The next change I have made is the addition of a dump book. I have one dedicated to all the details that I need to stay on top of this month in preparation for the festival and pageant, however, I didn’t have something to capture all the other items. So, I dedicated some of my self-care time to creating an insert and have already started collecting items to be organized after my Incompletion Trigger List review.
My weekly spread is where the “work” gets done in my One Book July. I noticed that I didn’t consistently use my dailies but went back and filled in what I accomplished, instead of using it for pre-planning. I used stickers to create “word pictures” to help with my memory and this resulted in aiding my recall. Therefore, I have decided to pre-set up my dailies this week. Let’s see how that works for me. I have had a new memory and discovered a 20 year gap…this blank spaces do not mean I don’t remember anything for those 20 years, but rather all instances relating to a specific memory group (i.e. an annual picnic that I have no memories of or the location it has been held in, although I apparently have attended it numerous times). This leads me to look for ways to re-associate people, places, and things in hopes of being able to access the memories eventually. So, I am attempting to use more stickers in my planning routine to create word pictures in my mind. Well, see how this works. This week will be the first time I include the sticker associations in the “guts” of my planning and I am hopeful I can report a success next week!
This Michael’s Recollection’s Hourly Vertical Planner sits on my desk and does double duty as my memory planner.

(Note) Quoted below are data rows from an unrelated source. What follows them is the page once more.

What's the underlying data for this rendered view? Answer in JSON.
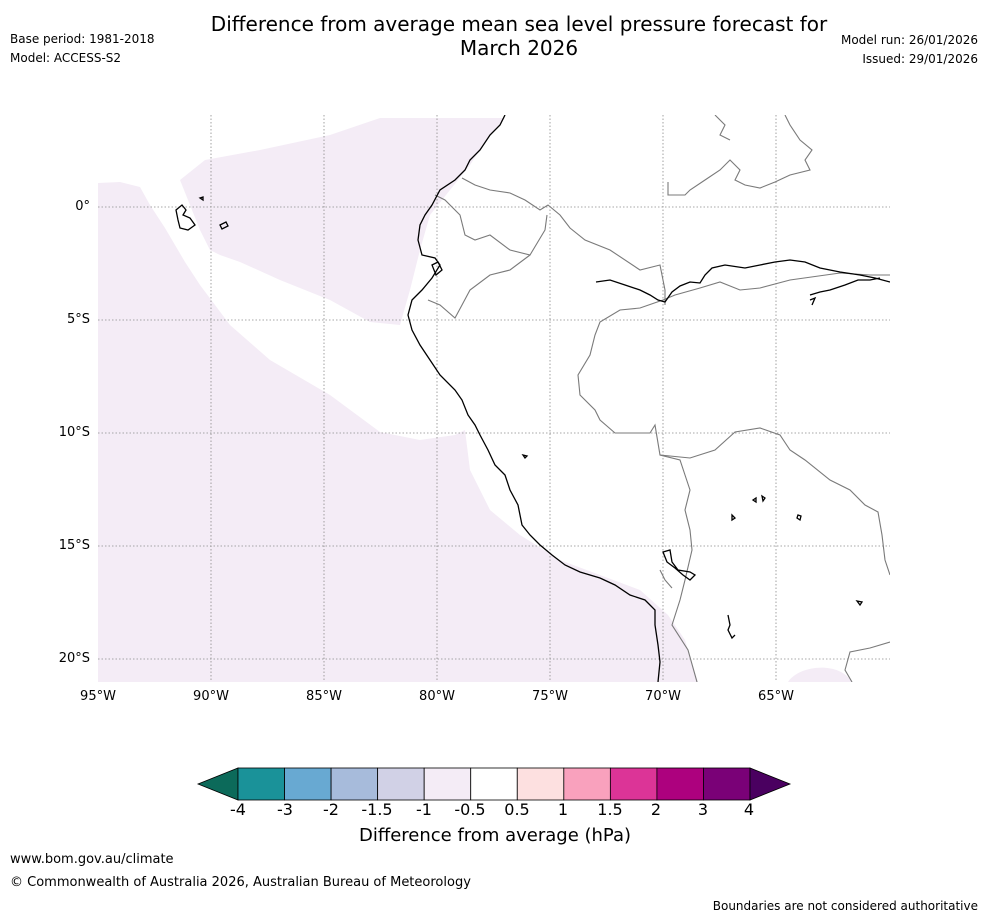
{
  "header": {
    "base_period": "Base period: 1981-2018",
    "model": "Model: ACCESS-S2",
    "title_line1": "Difference from average mean sea level pressure forecast for",
    "title_line2": "March 2026",
    "model_run": "Model run: 26/01/2026",
    "issued": "Issued: 29/01/2026"
  },
  "map": {
    "lat_labels": [
      "0°",
      "5°S",
      "10°S",
      "15°S",
      "20°S"
    ],
    "lon_labels": [
      "95°W",
      "90°W",
      "85°W",
      "80°W",
      "75°W",
      "70°W",
      "65°W"
    ],
    "colors": {
      "ocean_anomaly": "#f4ecf6",
      "land": "#ffffff",
      "coastline": "#000000",
      "border": "#7a7a7a",
      "grid": "#8a8a8a"
    }
  },
  "colorbar": {
    "ticks": [
      "-4",
      "-3",
      "-2",
      "-1.5",
      "-1",
      "-0.5",
      "0.5",
      "1",
      "1.5",
      "2",
      "3",
      "4"
    ],
    "colors": [
      "#0c6a5a",
      "#1a9299",
      "#68a9d2",
      "#a7bbdb",
      "#d1d1e6",
      "#f4ecf6",
      "#ffffff",
      "#fde0e0",
      "#f9a1bd",
      "#dc3497",
      "#ad017e",
      "#7a0177",
      "#4a0060"
    ],
    "label": "Difference from average (hPa)"
  },
  "footer": {
    "url": "www.bom.gov.au/climate",
    "copyright": "© Commonwealth of Australia 2026, Australian Bureau of Meteorology",
    "disclaimer": "Boundaries are not considered authoritative"
  }
}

This is the weekly box spread in my One Book July and functions as a weekly overview of my events and appointments using pictures.
This is a printable from Ray Blake at My Life All In One Place and functions as the “guts” of my planning. I have not previously utilized stickers in this section as it houses tasks…this is where I take my “To Do’s” to “To Done” and document any changes to my planned schedule of events with actual events.
Finally, I have decided to set up my dailies for the week to see how I can better utilize them in the TN. However, I typically use my hourly planner for itemizing the details of my white spaces.
How are you using your One Book July? What have you learned so far? I would love to know how has this “experiment” helped you stay on track to reach your goals.